I love exploring the outdoors – researching and absorbing inspiration for my paintings. These are principally representational oils, “alla prima”. I apply fresh colour quickly, smooth it and then loosely sculpt rocks, for example, with palette knife and brushes directly onto the wet surface. In my seascapes, which are mostly from Galloway (but also the west coast and Outer Hebrides), I aim to create a distinct feeling of recognition and being able to walk the shore. I use naturalistic colour – often focussing on reflected light on sea or wet sand and on shadows, and I enjoy adding fine details to rocks and shore. I combine this with invented, often deliberately indistinct details, often leaving something to the imagination. Walking in the mountains, exhilarating views, rapidly changing light, clouds and shadows skimming the tops, are my preoccupations and are approached with a different palette but often similar method.   

Some contrast appears in moodier landscapes with a looser approach, and I often improvise landscapes from those once seen. They tend to have narrower colour range and strong tonal contrast as in an earlier series, “Wind on the high Tops”, that some Spring Fling visitors may remember.

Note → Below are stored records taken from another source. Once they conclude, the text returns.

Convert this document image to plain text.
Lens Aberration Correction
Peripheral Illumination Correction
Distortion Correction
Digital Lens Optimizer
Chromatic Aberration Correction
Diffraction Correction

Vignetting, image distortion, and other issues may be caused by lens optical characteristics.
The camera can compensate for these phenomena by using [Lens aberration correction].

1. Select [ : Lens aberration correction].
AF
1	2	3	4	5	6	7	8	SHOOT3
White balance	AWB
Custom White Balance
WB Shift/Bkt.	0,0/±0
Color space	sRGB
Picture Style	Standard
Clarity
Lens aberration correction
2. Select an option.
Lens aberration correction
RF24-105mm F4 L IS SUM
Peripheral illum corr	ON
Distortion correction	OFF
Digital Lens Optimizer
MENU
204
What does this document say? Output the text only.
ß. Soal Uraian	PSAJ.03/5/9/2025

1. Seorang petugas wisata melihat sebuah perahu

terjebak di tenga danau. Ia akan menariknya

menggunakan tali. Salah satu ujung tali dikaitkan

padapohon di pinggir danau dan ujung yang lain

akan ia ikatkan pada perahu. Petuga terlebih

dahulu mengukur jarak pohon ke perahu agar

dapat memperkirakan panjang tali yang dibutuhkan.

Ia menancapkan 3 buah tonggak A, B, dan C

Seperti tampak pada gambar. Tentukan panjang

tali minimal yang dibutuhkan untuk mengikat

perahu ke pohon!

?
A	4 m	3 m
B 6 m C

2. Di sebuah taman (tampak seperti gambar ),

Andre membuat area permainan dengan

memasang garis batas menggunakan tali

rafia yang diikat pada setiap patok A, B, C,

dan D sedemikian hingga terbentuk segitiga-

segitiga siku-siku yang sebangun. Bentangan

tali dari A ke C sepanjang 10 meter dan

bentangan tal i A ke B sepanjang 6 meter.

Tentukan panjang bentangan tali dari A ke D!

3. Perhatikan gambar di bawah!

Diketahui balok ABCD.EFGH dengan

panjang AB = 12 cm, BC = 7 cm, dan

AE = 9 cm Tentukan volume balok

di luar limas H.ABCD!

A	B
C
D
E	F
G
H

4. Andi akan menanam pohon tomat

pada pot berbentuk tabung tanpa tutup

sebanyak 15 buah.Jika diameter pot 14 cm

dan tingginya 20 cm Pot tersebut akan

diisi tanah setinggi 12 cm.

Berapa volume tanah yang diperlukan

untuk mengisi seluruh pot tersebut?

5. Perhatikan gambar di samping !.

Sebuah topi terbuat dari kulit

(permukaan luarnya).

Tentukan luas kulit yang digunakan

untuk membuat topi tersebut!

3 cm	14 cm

Also, recently, another strand of imagined scenes has emerged, inspired by the Scottish isles: not representing particular locations but rather the dominant colours and moods which linger in the memory.  Here, with more minimalistic approach, I try to emphasise their serenity despite their exposure to weather-darkened Atlantic skies. My different strands reflect an equal passion for the light and colours of the Scottish coast and the dramatic mountain heights of Scotland or Cumbria. I enjoy portraying definite places and also conjuring up imagined landscapes that feel familiar or evocative but are not on any map.